The metal frame could still be burning his back. But she can’t untie him while her clothes are burning, so she tears off her jeans and her shirt. The top of the frame’s too high for her to reach without jumping. If she does that and misses, she could knock the whole thing off its platform and break Luke’s neck. Rotating him flat on his back, his face to the ceiling, might press his flesh more tightly to the hot metal. She drags the wooden base away from where the remains of the fire burn like little bright islands on the dirt floor, then she starts turning the winch, lowering Luke face-first to the floor. It makes her stomach knot, turning the winch in the direction meant for torture, but it’s working.

“Charley.” He sounds like she’s not really there and he’s asking for her.

Her words pour from her in whispers and coos—any tone she can think of that doesn’t sound like the voice of a human monster.

Once he’s parallel with the floor, she cuts the flex-cuffs around his wrists by sliding a finger under each one and tugging outward. He braces his hands on the dirt as she does the same thing to his ankles. Once his feet are free, he lowers his knees to the earth. Something about this new posture unleashes a series of phlegm-filled, hacking coughs. On all fours now, he looks at her, eyes bloodshot and watering. For the first time, she sees the grill marks along his back. They’re bright red and blistering.

“Charley.” There’s no denying the confused, broken tone in his voice.

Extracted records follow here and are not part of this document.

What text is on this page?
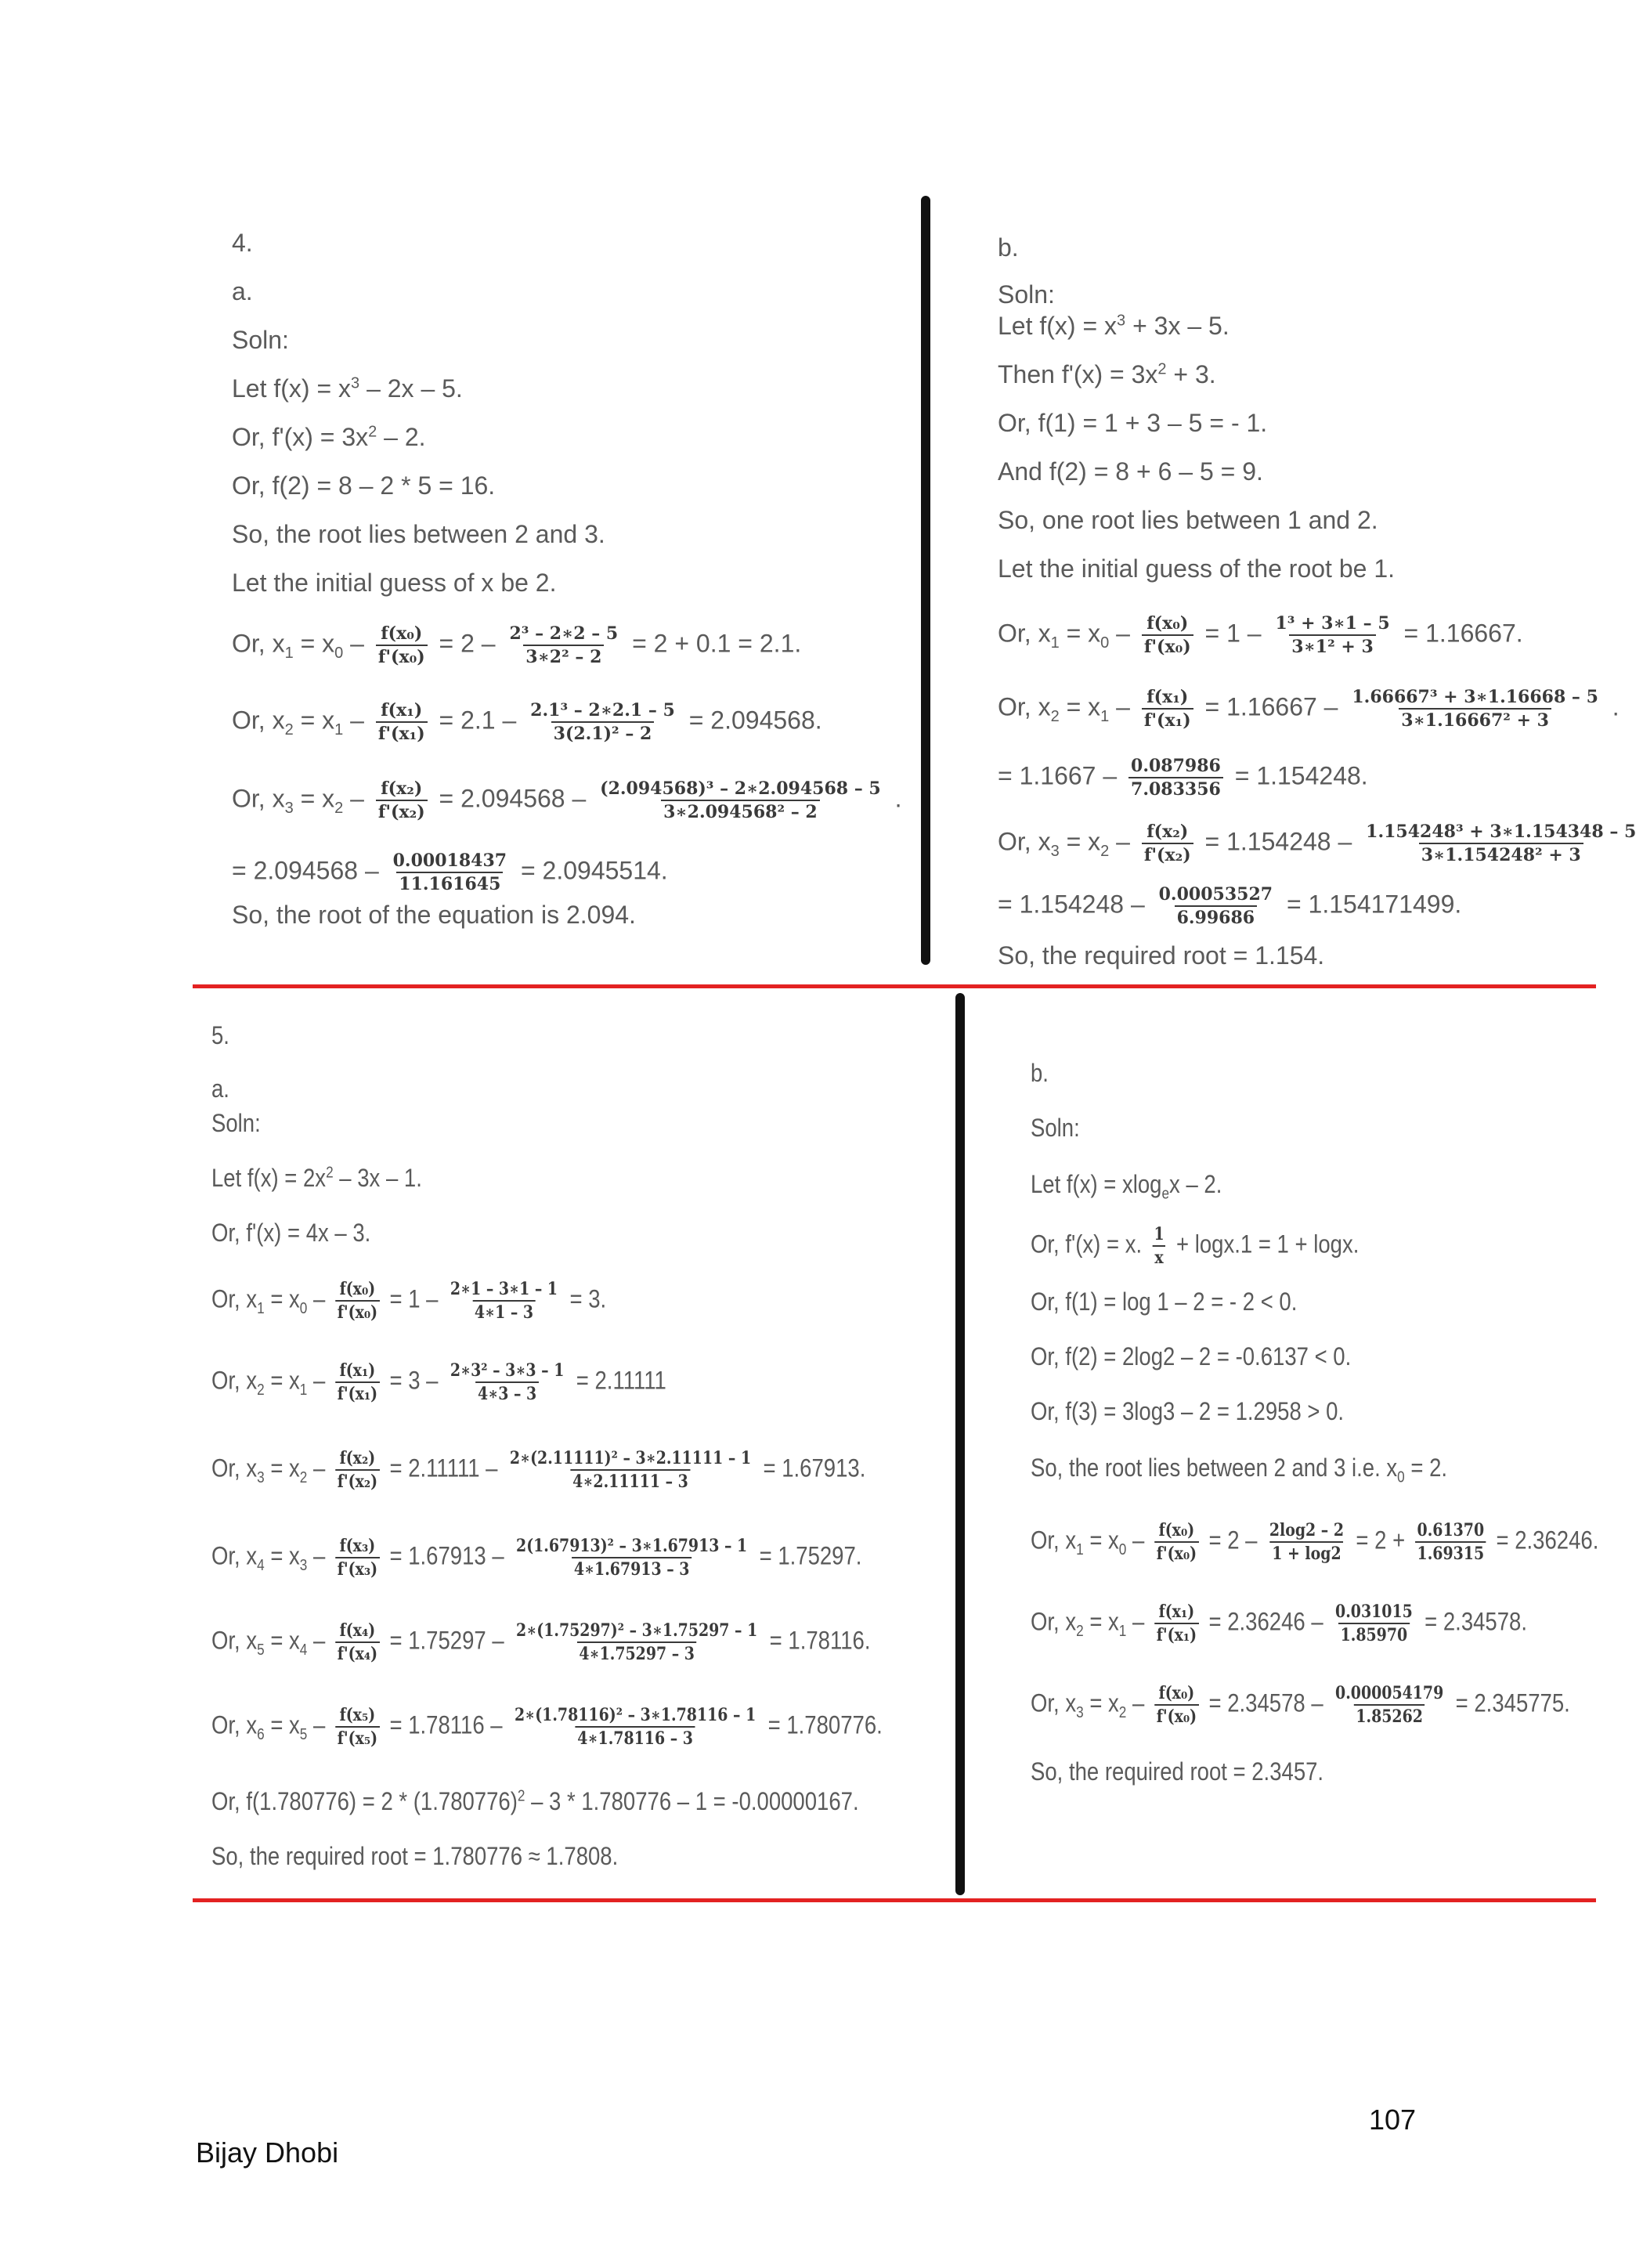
4.
a.
Soln:
Let $f(x) = x^3 - 2x - 5$.
Or, $f'(x) = 3x^2 - 2$.
Or, f(2) = 8 – 2 * 5 = 16.
So, the root lies between 2 and 3.
Let the initial guess of x be 2.
Or, $x_1 = x_0 - \frac{\text{f(x₀)}}{\text{f'(x₀)}} = 2 - \frac{\text{2³ – 2∗2 – 5}}{\text{3∗2² – 2}} = 2 + 0.1 = 2.1$.
Or, $x_2 = x_1 - \frac{\text{f(x₁)}}{\text{f'(x₁)}} = 2.1 - \frac{\text{2.1³ – 2∗2.1 – 5}}{\text{3(2.1)² – 2}} = 2.094568$.
Or, $x_3 = x_2 - \frac{\text{f(x₂)}}{\text{f'(x₂)}} = 2.094568 - \frac{\text{(2.094568)³ – 2∗2.094568 – 5}}{\text{3∗2.094568² – 2}}$ .
= $2.094568 - \frac{0.00018437}{11.161645} = 2.0945514$.
So, the root of the equation is 2.094.
b.
Soln:
Let $f(x) = x^3 + 3x - 5$.
Then $f'(x) = 3x^2 + 3$.
Or, f(1) = 1 + 3 – 5 = - 1.
And f(2) = 8 + 6 – 5 = 9.
So, one root lies between 1 and 2.
Let the initial guess of the root be 1.
Or, $x_1 = x_0 - \frac{\text{f(x₀)}}{\text{f'(x₀)}} = 1 - \frac{\text{1³ + 3∗1 – 5}}{\text{3∗1² + 3}} = 1.16667$.
Or, $x_2 = x_1 - \frac{\text{f(x₁)}}{\text{f'(x₁)}} = 1.16667 - \frac{\text{1.66667³ + 3∗1.16668 – 5}}{\text{3∗1.16667² + 3}}$ .
= $1.1667 - \frac{0.087986}{7.083356} = 1.154248$.
Or, $x_3 = x_2 - \frac{\text{f(x₂)}}{\text{f'(x₂)}} = 1.154248 - \frac{\text{1.154248³ + 3∗1.154348 – 5}}{\text{3∗1.154248² + 3}}$
= $1.154248 - \frac{0.00053527}{6.99686} = 1.154171499$.
So, the required root = 1.154.
5.
a.
Soln:
Let $f(x) = 2x^2 - 3x - 1$.
Or, f'(x) = 4x – 3.
Or, $x_1 = x_0 - \frac{\text{f(x₀)}}{\text{f'(x₀)}} = 1 - \frac{2∗1 - 3∗1 - 1}{4∗1 - 3} = 3$.
Or, $x_2 = x_1 - \frac{\text{f(x₁)}}{\text{f'(x₁)}} = 3 - \frac{\text{2∗3² – 3∗3 – 1}}{4∗3 - 3} = 2.11111$
Or, $x_3 = x_2 - \frac{\text{f(x₂)}}{\text{f'(x₂)}} = 2.11111 - \frac{\text{2∗(2.11111)² – 3∗2.11111 – 1}}{4∗2.11111 - 3} = 1.67913$.
Or, $x_4 = x_3 - \frac{\text{f(x₃)}}{\text{f'(x₃)}} = 1.67913 - \frac{\text{2(1.67913)² – 3∗1.67913 – 1}}{4∗1.67913 - 3} = 1.75297$.
Or, $x_5 = x_4 - \frac{\text{f(x₄)}}{\text{f'(x₄)}} = 1.75297 - \frac{\text{2∗(1.75297)² – 3∗1.75297 – 1}}{4∗1.75297 - 3} = 1.78116$.
Or, $x_6 = x_5 - \frac{\text{f(x₅)}}{\text{f'(x₅)}} = 1.78116 - \frac{\text{2∗(1.78116)² – 3∗1.78116 – 1}}{4∗1.78116 - 3} = 1.780776$.
Or, $f(1.780776) = 2 * (1.780776)^2 - 3 * 1.780776 - 1 = -0.00000167$.
So, the required root = 1.780776 ≈ 1.7808.
b.
Soln:
Let f(x) = xlog$_e$x – 2.
Or, f'(x) = x. $\frac{1}{x} + \log x.1 = 1 + \log x$.
Or, f(1) = log 1 – 2 = - 2 < 0.
Or, f(2) = 2log2 – 2 = -0.6137 < 0.
Or, f(3) = 3log3 – 2 = 1.2958 > 0.
So, the root lies between 2 and 3 i.e. $x_0 = 2$.
Or, $x_1 = x_0 - \frac{\text{f(x₀)}}{\text{f'(x₀)}} = 2 - \frac{2\log 2 - 2}{1 + \log 2} = 2 + \frac{0.61370}{1.69315} = 2.36246$.
Or, $x_2 = x_1 - \frac{\text{f(x₁)}}{\text{f'(x₁)}} = 2.36246 - \frac{0.031015}{1.85970} = 2.34578$.
Or, $x_3 = x_2 - \frac{\text{f(x₀)}}{\text{f'(x₀)}} = 2.34578 - \frac{0.000054179}{1.85262} = 2.345775$.
So, the required root = 2.3457.
107
Bijay Dhobi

He still sounds like he’s not sure it’s really her.

He crumples to the floor, curls into the fetal position. One hand’s extended in her direction, but there’s no life in it, so she can’t be sure he’s reaching out to her. She takes it as gently as she can anyway. What she wants to do is take him in her arms, but she can’t; not with the burns on his back so fresh. And in the silence that follows, she’s reminded there’s nothing in Zypraxon that protects her soul from the things she does while she’s on it.